Forum: VoltDB Architecture

Post: What happens if several transactions return inconsistent results

What happens if several transactions return inconsistent results
gideon caller
Nov 11, 2015
Hi everyone,

I read this wonderful blog post lifecycle-transaction. In one of the last paragraph is says the following: "Since VoltDB did identical work at two sites, both should return the same data. VoltDB is paranoid about data consistency, so it will ensure the data returned from both sites is identical"
My question is what happens if the data returned is inconsistent? does Volt throws an exception or does it try to repair the data? If it tries to repair the data, how does it do so?

That's it,
Thanks :)
Nov 11, 2015
Great question with an easy, if unsatisfying answer.

VoltDB will shut down immediately and you'll have to recover from a snapshot and a log. You should probably identify the sources of non-determinism first, though. This is one of the tradeoffs made to achieve strong consistency at very high throughput.

The good news is that this is easy to avoid and is not something we've seen in production in over a year (over hundreds of deployments). A lot has changed over the years as we've made this case easier to avoid as well. Our SQL planner is aware of many sources of non-determinism and can plan accordingly. We fixed a few other bugs along the way.
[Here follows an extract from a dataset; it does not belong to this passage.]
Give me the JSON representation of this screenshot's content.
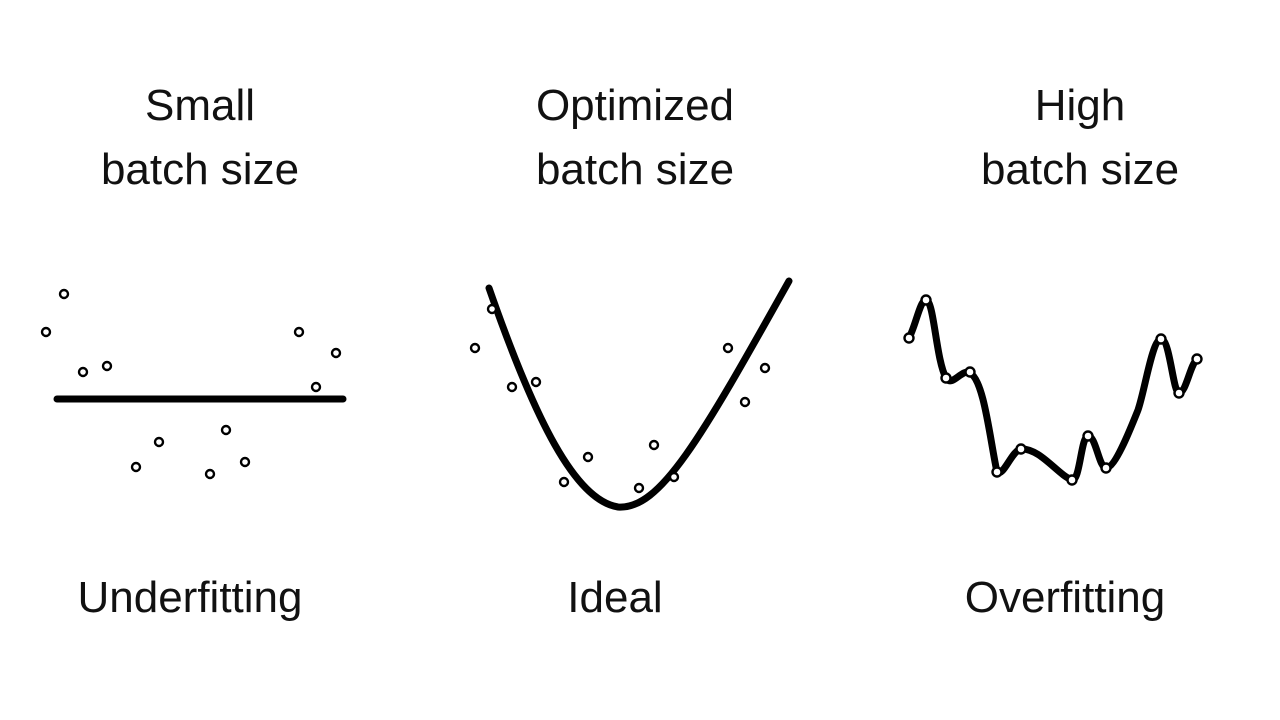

Today, the primary sources of non-determinism are random numbers and using wall-clock time in procedures. Avoid those (use our APIs for time & randomness), read over any warnings from our compiler, and you should be good to go.
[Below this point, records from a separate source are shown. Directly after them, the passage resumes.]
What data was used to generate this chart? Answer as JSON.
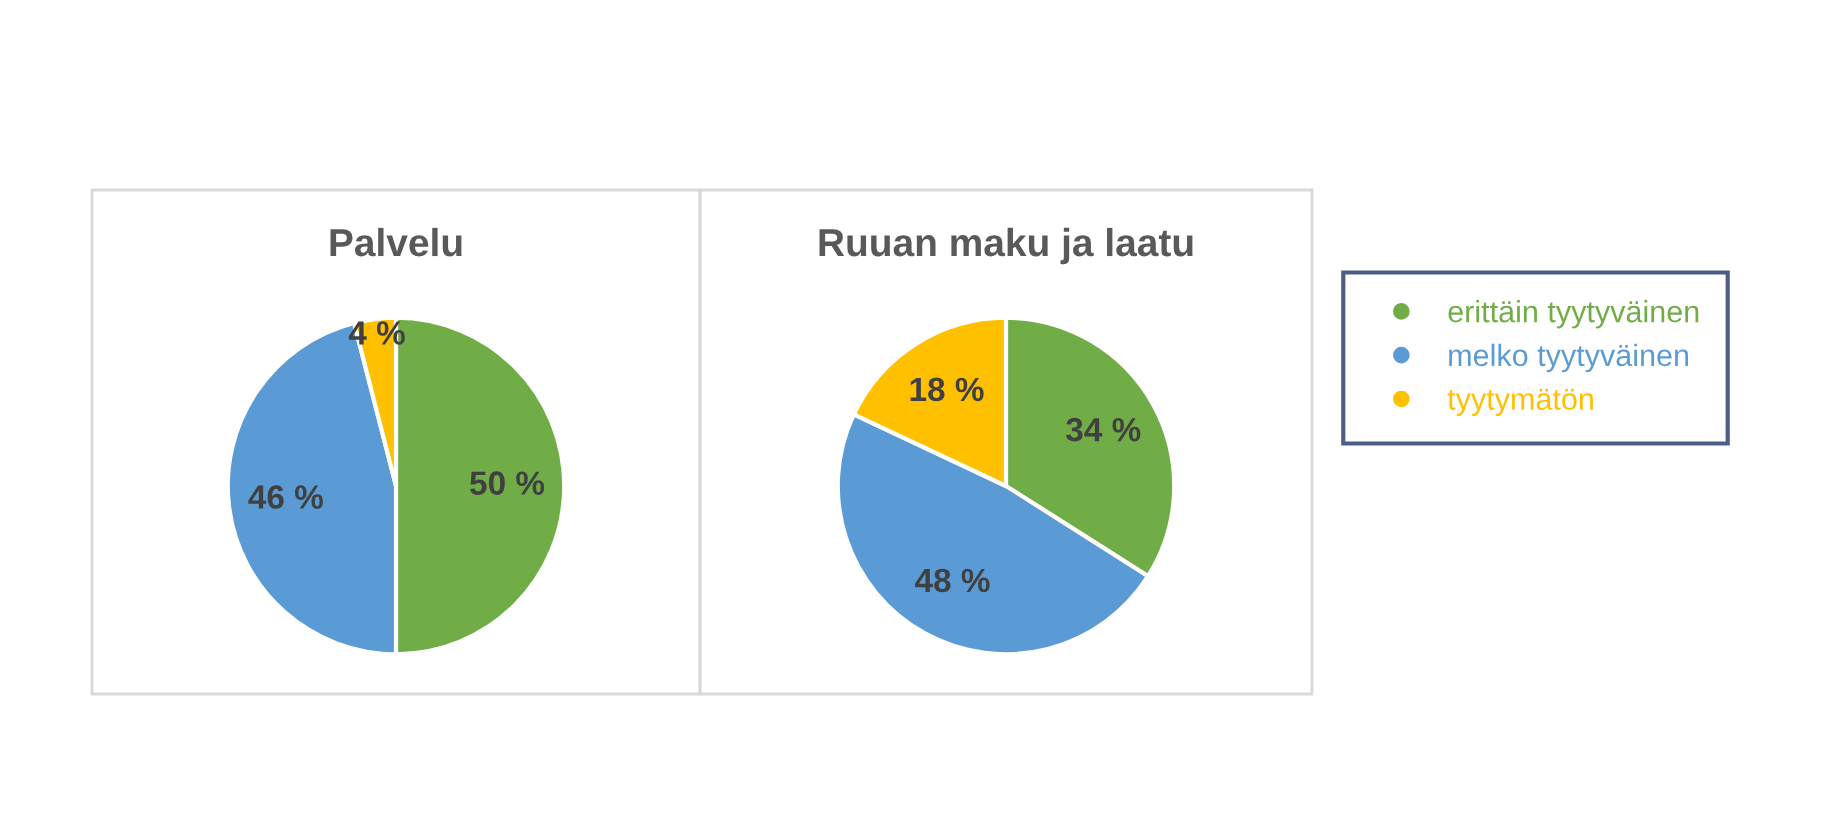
{
  "chart_data": [
    {
      "type": "pie",
      "title": "Palvelu",
      "categories": [
        "erittäin tyytyväinen",
        "melko tyytyväinen",
        "tyytymätön"
      ],
      "values": [
        50,
        46,
        4
      ],
      "colors": [
        "#70ad47",
        "#5b9bd5",
        "#ffc000"
      ],
      "value_labels": [
        "50 %",
        "46 %",
        "4 %"
      ],
      "legend": "right"
    },
    {
      "type": "pie",
      "title": "Ruuan maku ja laatu",
      "values": [
        34,
        48,
        18
      ],
      "colors": [
        "#70ad47",
        "#5b9bd5",
        "#ffc000"
      ],
      "value_labels": [
        "34 %",
        "48 %",
        "18 %"
      ]
    }
  ]
}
I would suggest you always run your app in a pre-production test environment first though. Just smart to do no matter what.
gideon caller
Nov 12, 2015
Thanks jhugg,

I've looked at the seeded random number generator. Regarding your time API - is it the TimestampType class? If not, could you give a specific class name (i'm just curious to see how to use it)

Also, I've just noticed that you were the one who wrote that blog post. It was very helpful :)
Nov 12, 2015
Check out the documentation chapter on designing stored procedures:

Section covers your questions directly.

Note that determinism doesn't care about what time *type* you use, just that the source of that time is deterministic. Our TimestampType is just a type that offers microsecond precision.